How does L.A. compare with other cities around the country (or the world) in thinking about the future in this way?
We’re in an interesting position in L.A. In the first part of last decade — the end of the Hahn administration and in the beginning of Villaraigosa administration — we were leaders. And we were setting the pace for other cities in terms of counting our greenhouse gas emissions, of putting in place one of the first big city climate action plans, of passing what was, at the time, the most progressive public sector green building ordinance followed by the most progressive green building ordinance for private sector development. There was a lot of momentum.

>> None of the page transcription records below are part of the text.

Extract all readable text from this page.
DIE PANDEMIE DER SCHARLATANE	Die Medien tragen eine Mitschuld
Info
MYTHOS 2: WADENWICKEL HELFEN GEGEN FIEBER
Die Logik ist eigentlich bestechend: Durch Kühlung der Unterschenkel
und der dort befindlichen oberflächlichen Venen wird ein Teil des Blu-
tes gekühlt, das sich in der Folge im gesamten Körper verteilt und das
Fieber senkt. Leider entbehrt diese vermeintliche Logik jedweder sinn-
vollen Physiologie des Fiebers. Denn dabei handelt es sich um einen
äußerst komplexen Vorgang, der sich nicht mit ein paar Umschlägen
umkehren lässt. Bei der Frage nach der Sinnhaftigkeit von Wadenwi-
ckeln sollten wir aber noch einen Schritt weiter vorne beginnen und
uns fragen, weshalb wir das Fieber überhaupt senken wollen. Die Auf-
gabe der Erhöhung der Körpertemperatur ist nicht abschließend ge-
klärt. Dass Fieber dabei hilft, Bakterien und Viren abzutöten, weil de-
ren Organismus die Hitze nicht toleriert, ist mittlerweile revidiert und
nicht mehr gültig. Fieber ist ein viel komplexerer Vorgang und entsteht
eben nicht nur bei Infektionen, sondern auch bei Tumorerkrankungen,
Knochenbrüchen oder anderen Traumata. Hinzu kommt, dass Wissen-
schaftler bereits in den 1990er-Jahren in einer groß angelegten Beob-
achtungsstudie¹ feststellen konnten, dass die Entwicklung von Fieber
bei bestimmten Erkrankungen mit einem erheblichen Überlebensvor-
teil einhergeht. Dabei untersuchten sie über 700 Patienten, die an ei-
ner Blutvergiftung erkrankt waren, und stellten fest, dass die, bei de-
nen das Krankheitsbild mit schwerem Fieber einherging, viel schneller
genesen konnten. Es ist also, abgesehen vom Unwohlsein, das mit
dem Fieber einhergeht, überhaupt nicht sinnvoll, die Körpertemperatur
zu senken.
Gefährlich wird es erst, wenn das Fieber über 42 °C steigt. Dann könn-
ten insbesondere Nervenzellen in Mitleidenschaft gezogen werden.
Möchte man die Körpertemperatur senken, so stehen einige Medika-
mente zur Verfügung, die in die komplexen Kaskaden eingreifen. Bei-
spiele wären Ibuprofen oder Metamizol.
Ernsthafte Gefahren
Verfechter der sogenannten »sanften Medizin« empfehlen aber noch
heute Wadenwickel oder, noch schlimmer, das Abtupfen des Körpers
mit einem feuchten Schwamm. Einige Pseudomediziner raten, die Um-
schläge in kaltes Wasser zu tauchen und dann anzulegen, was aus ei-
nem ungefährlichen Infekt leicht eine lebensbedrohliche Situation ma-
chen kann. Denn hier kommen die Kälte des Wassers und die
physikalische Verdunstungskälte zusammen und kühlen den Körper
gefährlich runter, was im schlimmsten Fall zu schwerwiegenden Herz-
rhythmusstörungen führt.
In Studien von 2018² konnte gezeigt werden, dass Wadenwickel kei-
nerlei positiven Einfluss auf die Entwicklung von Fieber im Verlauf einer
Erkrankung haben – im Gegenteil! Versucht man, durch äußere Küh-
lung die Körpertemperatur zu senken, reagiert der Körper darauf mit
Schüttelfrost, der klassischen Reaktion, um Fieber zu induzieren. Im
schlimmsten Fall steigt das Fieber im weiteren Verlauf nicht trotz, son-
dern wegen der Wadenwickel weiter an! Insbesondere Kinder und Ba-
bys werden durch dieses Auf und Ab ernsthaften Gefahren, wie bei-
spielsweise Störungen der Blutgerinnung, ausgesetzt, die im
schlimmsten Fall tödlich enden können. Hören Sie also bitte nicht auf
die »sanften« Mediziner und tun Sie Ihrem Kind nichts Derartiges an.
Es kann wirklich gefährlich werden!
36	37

Since then, though some initiatives have continued, we’ve lost some of the leadership position that we used to have. And there was the Great Recession, which decimated the city budget and forced a refocus on other areas. And part of it was that other cities looked at what L.A. did and wanted to leapfrog us. That’s just the nature of both the competition and cooperation among cities. Now we want to get out ahead again.
One of the great things I think about as I go into this new job is that we want to get out ahead again, but there is now so much to learn from other cities around the state, and the country and the world about what leadership looks like. Yes, there is competition, but a lot of collaboration and cooperation as well. I have got friends and colleagues all over the country and on my first day I’m going to start calling and asking – how do you do this, what were the pitfalls, what didn’t you accomplish that we should take a run at?
One of the nice things about the sustainability world is that people are acting locally but they have a national and global vision so they’re open to sharing in any way.
How did the teaching and research you participated in at UCLA Luskin and the Institute of the Environment and Sustainability help contribute to your thinking about this problem?
A: The teaching that I’ve done with my colleague Walker Wells for the past six years at UCLA has helped us figure out how to boil down a lot of very complicated and complex issues — technical, philosophical, political — into manageable chunks. We’ve had to really figure out how to turn each one of those classes into, essentially, a briefing on key urban environmental design issues. So it’s been really helpful for us in terms of figuring out how to focus and bring people along on a number of subjects.
The other thing to note is that colleagues at Luskin and IoES are also doing groundbreaking work in their own fields and just having them around and being able to call on those folks for their expertise has been really important, not in the teaching part of it, but in terms of the kind of intellectual rigor we bring to our professional lives.